O prêmio pela insistência surgiu logo no início da segunda etapa da prorrogação. A construção da jogada sintetizou a identidade da equipe campeã. Pedro Porro encontrou Lamine Yamal pelo lado direito; o jovem atacante levantou a bola para Nico Williams, que escorou de cabeça, permitindo a chegada de Ferran Torres para concluir com precisão e definir a partida. Mais do que um gol, o lance representou a culminância de uma sequência de movimentos coordenados que desmontou, enfim, o último obstáculo defensivo argentino.

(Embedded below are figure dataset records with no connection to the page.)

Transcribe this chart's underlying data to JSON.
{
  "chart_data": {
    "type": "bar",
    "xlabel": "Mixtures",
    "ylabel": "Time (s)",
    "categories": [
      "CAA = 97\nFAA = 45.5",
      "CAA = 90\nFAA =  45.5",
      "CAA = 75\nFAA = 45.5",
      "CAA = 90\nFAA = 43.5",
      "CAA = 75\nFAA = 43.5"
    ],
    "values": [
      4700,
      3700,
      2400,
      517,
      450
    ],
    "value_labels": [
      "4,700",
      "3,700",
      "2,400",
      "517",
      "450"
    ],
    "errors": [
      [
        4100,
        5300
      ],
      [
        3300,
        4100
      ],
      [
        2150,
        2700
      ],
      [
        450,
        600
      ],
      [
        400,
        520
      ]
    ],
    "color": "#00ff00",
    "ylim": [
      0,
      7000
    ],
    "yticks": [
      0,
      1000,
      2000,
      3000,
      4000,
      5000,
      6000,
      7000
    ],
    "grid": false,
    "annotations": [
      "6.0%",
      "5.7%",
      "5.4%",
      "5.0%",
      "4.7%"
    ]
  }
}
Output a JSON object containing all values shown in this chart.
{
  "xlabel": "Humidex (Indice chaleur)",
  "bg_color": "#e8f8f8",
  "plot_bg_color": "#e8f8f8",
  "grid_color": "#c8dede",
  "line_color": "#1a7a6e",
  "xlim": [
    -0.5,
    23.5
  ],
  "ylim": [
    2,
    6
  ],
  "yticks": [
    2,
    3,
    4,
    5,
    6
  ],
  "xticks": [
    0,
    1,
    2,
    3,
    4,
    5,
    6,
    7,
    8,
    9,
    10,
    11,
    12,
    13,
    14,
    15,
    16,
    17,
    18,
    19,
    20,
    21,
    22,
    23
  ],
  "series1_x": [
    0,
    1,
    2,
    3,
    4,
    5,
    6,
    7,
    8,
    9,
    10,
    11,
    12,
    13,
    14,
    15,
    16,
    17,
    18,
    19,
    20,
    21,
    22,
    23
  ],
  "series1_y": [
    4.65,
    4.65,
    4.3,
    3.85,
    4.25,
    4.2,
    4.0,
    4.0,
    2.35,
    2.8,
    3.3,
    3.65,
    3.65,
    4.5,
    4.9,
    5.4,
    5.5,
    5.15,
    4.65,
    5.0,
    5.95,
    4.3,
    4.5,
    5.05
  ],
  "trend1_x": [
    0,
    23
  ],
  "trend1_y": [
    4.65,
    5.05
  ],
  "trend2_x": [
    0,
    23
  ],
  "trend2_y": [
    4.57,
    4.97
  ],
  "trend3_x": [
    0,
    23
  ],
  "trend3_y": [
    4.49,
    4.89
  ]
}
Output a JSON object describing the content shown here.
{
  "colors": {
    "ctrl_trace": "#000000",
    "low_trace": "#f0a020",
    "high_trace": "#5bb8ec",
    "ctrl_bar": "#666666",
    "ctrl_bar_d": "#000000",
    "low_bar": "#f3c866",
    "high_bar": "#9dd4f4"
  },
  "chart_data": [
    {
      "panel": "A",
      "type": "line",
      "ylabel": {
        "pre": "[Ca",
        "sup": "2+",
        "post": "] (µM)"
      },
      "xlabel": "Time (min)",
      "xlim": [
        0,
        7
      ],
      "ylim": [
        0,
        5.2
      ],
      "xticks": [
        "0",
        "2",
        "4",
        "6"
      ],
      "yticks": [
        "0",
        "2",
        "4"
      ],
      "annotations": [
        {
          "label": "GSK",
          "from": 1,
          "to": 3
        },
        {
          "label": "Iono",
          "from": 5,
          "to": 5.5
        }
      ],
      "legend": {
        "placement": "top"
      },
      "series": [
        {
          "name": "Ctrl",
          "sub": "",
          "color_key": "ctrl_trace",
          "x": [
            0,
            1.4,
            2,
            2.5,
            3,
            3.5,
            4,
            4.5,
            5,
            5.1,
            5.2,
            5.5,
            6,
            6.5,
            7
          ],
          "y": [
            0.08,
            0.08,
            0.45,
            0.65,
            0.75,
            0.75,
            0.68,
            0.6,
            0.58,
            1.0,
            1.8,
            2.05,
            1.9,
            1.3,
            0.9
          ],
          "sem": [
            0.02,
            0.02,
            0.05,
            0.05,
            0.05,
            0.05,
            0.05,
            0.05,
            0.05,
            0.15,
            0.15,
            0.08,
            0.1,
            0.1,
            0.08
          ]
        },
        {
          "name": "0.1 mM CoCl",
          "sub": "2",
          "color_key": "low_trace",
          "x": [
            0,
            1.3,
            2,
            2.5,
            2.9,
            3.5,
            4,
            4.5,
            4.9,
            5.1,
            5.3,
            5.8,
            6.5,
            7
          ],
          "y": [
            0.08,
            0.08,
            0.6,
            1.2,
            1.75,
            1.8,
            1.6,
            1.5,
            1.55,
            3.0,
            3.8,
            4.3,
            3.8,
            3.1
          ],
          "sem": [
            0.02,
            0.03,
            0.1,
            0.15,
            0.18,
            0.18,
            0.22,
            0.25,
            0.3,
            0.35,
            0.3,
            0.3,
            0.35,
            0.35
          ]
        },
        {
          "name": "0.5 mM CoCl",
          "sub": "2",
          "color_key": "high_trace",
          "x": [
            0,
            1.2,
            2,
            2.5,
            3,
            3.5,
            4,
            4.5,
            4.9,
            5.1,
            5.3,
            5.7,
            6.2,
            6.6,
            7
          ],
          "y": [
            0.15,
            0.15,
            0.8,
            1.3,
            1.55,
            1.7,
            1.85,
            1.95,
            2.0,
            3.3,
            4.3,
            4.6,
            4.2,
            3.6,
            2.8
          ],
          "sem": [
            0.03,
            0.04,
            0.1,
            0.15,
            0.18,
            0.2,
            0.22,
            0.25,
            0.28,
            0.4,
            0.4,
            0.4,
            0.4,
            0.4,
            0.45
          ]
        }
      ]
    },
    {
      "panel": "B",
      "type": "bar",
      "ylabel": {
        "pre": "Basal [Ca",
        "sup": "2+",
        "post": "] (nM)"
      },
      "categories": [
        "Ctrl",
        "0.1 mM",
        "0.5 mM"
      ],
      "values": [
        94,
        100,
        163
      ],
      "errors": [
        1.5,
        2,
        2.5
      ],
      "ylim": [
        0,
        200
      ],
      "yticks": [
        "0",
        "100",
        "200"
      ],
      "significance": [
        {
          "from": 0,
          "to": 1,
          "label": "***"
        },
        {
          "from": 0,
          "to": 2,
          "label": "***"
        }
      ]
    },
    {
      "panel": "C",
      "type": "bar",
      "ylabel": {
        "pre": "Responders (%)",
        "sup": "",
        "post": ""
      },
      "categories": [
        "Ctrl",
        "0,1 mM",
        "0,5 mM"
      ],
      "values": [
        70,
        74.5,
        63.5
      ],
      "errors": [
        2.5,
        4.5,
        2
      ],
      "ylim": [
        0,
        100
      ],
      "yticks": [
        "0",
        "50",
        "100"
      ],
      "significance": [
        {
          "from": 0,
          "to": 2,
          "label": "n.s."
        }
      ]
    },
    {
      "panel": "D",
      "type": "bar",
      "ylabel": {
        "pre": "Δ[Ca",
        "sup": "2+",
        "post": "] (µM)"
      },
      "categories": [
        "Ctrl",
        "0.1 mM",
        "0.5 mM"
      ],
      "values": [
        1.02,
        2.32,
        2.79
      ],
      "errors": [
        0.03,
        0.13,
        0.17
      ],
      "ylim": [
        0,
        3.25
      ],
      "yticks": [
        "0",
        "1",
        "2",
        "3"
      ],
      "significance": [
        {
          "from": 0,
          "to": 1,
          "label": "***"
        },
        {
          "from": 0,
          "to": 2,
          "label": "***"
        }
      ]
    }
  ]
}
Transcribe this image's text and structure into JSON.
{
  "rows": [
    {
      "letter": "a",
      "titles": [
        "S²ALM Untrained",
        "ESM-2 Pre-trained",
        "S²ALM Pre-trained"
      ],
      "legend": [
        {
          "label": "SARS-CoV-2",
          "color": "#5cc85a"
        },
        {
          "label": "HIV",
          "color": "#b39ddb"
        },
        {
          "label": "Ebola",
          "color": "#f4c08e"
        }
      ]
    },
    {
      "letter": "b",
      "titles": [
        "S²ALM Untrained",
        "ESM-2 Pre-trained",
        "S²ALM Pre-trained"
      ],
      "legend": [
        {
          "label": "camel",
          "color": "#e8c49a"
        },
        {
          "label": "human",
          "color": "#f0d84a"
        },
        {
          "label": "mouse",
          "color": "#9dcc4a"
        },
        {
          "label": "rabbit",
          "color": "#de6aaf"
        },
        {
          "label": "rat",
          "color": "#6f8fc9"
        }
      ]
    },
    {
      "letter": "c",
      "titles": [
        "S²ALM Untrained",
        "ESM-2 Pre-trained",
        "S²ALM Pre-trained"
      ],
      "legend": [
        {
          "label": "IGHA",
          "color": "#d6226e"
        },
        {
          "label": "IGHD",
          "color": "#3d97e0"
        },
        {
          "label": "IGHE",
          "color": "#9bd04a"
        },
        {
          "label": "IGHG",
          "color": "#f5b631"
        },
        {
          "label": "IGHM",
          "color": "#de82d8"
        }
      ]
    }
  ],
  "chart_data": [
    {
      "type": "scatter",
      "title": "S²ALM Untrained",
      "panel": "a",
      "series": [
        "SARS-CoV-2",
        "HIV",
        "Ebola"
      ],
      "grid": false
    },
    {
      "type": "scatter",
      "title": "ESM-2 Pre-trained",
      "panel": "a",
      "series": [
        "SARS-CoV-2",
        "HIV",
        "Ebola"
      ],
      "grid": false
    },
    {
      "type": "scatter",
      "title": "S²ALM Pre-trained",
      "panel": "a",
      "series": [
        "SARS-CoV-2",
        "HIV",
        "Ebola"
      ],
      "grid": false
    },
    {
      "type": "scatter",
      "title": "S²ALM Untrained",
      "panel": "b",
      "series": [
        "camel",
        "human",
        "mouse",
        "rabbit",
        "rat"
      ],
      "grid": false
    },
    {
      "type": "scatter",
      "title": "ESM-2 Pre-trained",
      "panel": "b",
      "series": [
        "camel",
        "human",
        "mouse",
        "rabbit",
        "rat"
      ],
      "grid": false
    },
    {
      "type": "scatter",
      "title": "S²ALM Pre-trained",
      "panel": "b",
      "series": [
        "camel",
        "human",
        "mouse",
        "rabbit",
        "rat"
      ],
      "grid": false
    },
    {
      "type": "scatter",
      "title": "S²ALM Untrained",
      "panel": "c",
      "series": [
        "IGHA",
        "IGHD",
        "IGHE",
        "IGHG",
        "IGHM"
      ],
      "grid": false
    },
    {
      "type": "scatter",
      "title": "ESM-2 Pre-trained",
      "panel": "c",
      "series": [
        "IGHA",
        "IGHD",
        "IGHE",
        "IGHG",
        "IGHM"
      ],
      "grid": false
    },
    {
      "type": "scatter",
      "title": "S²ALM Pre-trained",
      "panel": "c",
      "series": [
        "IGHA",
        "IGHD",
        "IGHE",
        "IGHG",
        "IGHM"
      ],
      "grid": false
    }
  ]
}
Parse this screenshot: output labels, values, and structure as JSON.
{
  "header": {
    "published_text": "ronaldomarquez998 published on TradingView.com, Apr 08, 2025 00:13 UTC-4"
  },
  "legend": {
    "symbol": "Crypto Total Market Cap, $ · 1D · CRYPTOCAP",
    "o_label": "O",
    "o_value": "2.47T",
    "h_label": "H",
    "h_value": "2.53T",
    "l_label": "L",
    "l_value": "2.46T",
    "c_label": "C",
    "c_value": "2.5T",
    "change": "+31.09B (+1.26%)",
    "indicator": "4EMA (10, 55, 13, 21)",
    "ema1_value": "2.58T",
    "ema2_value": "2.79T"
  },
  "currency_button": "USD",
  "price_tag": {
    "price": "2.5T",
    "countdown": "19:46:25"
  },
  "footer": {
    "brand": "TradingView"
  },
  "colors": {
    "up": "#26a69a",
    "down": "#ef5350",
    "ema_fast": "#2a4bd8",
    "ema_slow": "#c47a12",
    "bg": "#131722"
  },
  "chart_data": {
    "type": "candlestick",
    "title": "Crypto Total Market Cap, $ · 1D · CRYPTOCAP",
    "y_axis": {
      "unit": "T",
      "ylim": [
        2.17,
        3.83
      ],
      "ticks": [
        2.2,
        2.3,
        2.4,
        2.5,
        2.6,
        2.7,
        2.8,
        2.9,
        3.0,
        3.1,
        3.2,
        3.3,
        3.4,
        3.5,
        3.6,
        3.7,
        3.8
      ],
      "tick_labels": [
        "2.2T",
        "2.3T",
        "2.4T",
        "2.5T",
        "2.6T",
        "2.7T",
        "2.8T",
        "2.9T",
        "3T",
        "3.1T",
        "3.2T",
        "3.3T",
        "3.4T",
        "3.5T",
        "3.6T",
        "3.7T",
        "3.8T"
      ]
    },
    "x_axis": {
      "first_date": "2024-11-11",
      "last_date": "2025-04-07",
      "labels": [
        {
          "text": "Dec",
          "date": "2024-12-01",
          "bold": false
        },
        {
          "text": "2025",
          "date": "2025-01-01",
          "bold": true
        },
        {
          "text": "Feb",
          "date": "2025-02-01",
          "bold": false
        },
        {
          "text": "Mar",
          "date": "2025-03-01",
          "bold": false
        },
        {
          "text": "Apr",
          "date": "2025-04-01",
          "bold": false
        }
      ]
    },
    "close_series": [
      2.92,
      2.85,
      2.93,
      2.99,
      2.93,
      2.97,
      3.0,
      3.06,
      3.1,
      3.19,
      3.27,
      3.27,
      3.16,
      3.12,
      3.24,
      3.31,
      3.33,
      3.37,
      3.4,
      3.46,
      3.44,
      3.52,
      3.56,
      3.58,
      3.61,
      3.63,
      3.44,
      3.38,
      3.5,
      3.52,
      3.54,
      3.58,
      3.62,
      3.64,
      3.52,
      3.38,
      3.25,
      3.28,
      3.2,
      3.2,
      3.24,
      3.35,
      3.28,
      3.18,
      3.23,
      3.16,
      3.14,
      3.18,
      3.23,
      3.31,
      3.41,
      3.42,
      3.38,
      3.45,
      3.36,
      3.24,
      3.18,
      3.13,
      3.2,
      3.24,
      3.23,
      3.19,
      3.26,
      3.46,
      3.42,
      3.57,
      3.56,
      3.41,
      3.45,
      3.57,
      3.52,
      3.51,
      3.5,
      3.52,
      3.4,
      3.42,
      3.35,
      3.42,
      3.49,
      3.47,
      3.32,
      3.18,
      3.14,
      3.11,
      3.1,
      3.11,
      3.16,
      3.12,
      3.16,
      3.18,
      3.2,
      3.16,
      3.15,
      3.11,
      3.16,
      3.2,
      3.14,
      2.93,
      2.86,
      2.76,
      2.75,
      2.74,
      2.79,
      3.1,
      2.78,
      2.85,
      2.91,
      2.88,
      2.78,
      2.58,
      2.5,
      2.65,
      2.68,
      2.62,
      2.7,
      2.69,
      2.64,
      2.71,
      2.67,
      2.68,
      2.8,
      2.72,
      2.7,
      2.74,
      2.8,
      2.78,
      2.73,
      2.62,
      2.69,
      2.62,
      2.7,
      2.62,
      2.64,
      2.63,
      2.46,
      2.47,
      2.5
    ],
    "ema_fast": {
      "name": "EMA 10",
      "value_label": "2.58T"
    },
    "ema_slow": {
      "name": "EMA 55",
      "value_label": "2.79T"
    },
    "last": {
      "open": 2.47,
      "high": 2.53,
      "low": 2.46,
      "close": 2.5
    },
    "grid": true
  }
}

O bicampeonato mundial consolida um dos ciclos mais consistentes da história recente do futebol internacional. Depois da conquista da Eurocopa de 2024, a Espanha confirma a maturidade de um projeto que integrou as categorias de base à seleção principal, preservando princípios de jogo enquanto renovava sua geração de atletas. Sob o comando de Luis de la Fuente, o país voltou a transformar a formação de jogadores em vantagem competitiva, aliando talento individual à execução rigorosa de um modelo coletivo.
A campanha na América do Norte reafirmou essa evolução. Após uma estreia sem gols diante de Cabo Verde, a equipe venceu todos os compromissos seguintes, superando Arábia Saudita, Uruguai, Áustria, Portugal, Bélgica, França e, finalmente, a atual campeã mundial. Em oito partidas, sofreu apenas um gol, desempenho que evidencia o equilíbrio entre organização defensiva e produção ofensiva.

Para a Argentina, a derrota encerra uma trajetória marcada por superação e protagonismo de Messi, mas também evidencia os limites impostos por um adversário que conseguiu controlar todos os aspectos estratégicos da final. A seleção sul-americana lutou até o fim, porém encontrou pela frente um sistema coletivo suficientemente sólido para reduzir sua capacidade criativa e impedir qualquer reação consistente.

A Copa do Mundo de 2026 termina, assim, como uma reafirmação do futebol construído pela inteligência coletiva. Em uma época frequentemente marcada pela exaltação dos grandes protagonistas individuais, foi a organização, a disciplina tática, a ocupação racional dos espaços e a excelência na execução dos fundamentos que devolveram à Espanha o título de campeã do mundo. O brilho de Messi permaneceu como patrimônio da história do futebol, mas a noite de East Rutherford pertenceu ao conjunto espanhol, cuja obra coletiva alcançou sua expressão máxima na conquista do segundo Mundial.